Such class of agents is based on the magnetization transfer of saturation on the water NMR signal. The amount of such a transfer depends on a number of factors (number of exchangeable protons in the CEST agent and their rate of exchange, intensity of the saturating RF field, ... ). The following activities are under development:
- Observation of more agents in the same anatomical region
Non-spherical liposomes that contain chemical shift agents both in the inner cavity and on the membrane are used. We have already demonstrated that such category of liposomes (LipoCEST) is particularly suited because it produces big shifts of the intraliposomial water proton resonance; the latter are well accepted as they permit to exploit high values of the exchange rate K ex. The aim of the research is to produce a series of systems that differ for the irradiation frequency; they will be used both unmodified and functionalized in order to make them responsive to particular targets.

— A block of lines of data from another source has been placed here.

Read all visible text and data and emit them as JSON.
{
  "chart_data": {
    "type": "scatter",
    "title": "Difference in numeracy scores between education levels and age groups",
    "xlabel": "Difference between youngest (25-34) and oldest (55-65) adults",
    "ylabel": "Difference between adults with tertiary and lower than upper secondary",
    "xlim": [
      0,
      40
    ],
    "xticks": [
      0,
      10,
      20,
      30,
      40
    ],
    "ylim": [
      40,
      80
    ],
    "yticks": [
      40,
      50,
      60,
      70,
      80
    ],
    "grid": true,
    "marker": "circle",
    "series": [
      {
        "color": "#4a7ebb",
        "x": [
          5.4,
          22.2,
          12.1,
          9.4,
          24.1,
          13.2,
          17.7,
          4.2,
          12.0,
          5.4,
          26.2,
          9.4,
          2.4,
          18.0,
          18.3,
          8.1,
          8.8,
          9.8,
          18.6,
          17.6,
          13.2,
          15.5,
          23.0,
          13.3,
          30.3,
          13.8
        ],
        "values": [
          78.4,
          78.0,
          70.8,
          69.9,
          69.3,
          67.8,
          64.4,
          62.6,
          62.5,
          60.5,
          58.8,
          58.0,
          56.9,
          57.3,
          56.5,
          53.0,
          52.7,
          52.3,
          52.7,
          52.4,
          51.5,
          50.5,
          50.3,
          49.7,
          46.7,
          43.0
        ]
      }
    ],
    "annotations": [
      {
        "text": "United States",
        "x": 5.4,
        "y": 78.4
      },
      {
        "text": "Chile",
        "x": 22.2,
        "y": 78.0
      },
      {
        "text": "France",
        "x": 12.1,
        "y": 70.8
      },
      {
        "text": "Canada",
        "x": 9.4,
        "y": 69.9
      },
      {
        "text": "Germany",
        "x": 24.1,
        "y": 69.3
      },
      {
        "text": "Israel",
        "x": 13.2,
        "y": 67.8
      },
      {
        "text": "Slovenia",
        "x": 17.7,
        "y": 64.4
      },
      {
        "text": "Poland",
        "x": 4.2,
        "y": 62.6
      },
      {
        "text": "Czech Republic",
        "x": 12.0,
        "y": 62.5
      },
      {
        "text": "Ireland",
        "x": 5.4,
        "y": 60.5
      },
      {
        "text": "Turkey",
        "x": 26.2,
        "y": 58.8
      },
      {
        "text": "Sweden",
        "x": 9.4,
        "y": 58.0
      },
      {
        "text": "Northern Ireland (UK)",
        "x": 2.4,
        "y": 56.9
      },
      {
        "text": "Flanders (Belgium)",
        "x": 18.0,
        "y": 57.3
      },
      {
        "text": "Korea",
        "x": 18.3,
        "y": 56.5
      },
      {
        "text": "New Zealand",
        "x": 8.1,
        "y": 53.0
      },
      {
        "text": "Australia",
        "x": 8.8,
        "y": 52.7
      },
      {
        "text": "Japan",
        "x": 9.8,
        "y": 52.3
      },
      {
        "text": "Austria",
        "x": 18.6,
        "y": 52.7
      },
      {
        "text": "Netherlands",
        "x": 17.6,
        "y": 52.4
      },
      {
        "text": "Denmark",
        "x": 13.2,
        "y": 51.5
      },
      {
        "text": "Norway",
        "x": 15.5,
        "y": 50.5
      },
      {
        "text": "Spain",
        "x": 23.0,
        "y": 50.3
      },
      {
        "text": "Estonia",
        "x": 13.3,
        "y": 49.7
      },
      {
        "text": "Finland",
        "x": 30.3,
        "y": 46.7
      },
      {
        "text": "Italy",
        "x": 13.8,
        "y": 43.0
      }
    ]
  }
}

- Iopamidol as a CEST agent
Iopamidol is one of the most used contrast agent for X-ray CT scans. It contains three iodine atoms (that makes it an X-ray opaque agent) and three amides functionalities that could act as a pool of exchanging protons, making it a potential CEST agent. Being it a diamagnetic species, the amide chemical shifts are near to the water chemical shift and this feature could potentially harm its role as a CEST agent, because of the extensive direct saturation of the water signal. We then carefully adjusted the acquisition of the images and developed post-processing procedures in order to definitely extract its true CEST contribution to the image. For the sake of sensitivity, the target organ was identified in the kidney, being the region where iopamidol accumulates prior to urinary excretion. The possibility to develop a protocol to quantitatively extract the efficacy of glomerular filtration on a voxelwise basis is under intense scrutiny.
- Diagnostics based on water diffusing from CEST containing
The intrinsic mechanism of action of the CEST agents implies that the effect itself could be observed not only in the voxels where the agent distributes, but also from voxels that do not contain any quantity of the agent. The effective observation of such phenomenon depends on a number of factors such as the duration of the irradiation, the CEST agent concentration, the existence of favorable diffusion pathways ... It is our intention to develop diagnostic agents and protocols that exploit this peculiar characteristic of the CEST effect.
- T2 vs CEST: a method for macrophages uptake determination
Liposomes loaded with paramagnetic complexes could act both as T 2*and as CEST agents. However, when these agents are captured by macrophages, the CEST effect is lost, while the T 2*contribution to the image remains. It then follows that by comparing the CEST vs. the T 2*effects in the MRI images, a map of the macrophages sequestration activity could in principle be obtained.
The main problem dealing with the use of LipoCEST agents, is their limited blood half-life time because of the sequestration by macrophages. For targeting applications it is then essential to develop new systems with longer blood half-life time. Polymersomes could represent useful alternatives to liposomes for these applications; they are made of block-polymers (containig both lipophilic and hydrophilic regions) that tack together in way similar to phospholipids in the membranes of liposomes. It has been verified that polymersomes loaded with paramagnetic chemical shift reagents could be a real alternative to in vivoLipoCEST agents. We are now trying to transfer this on the in vivoside.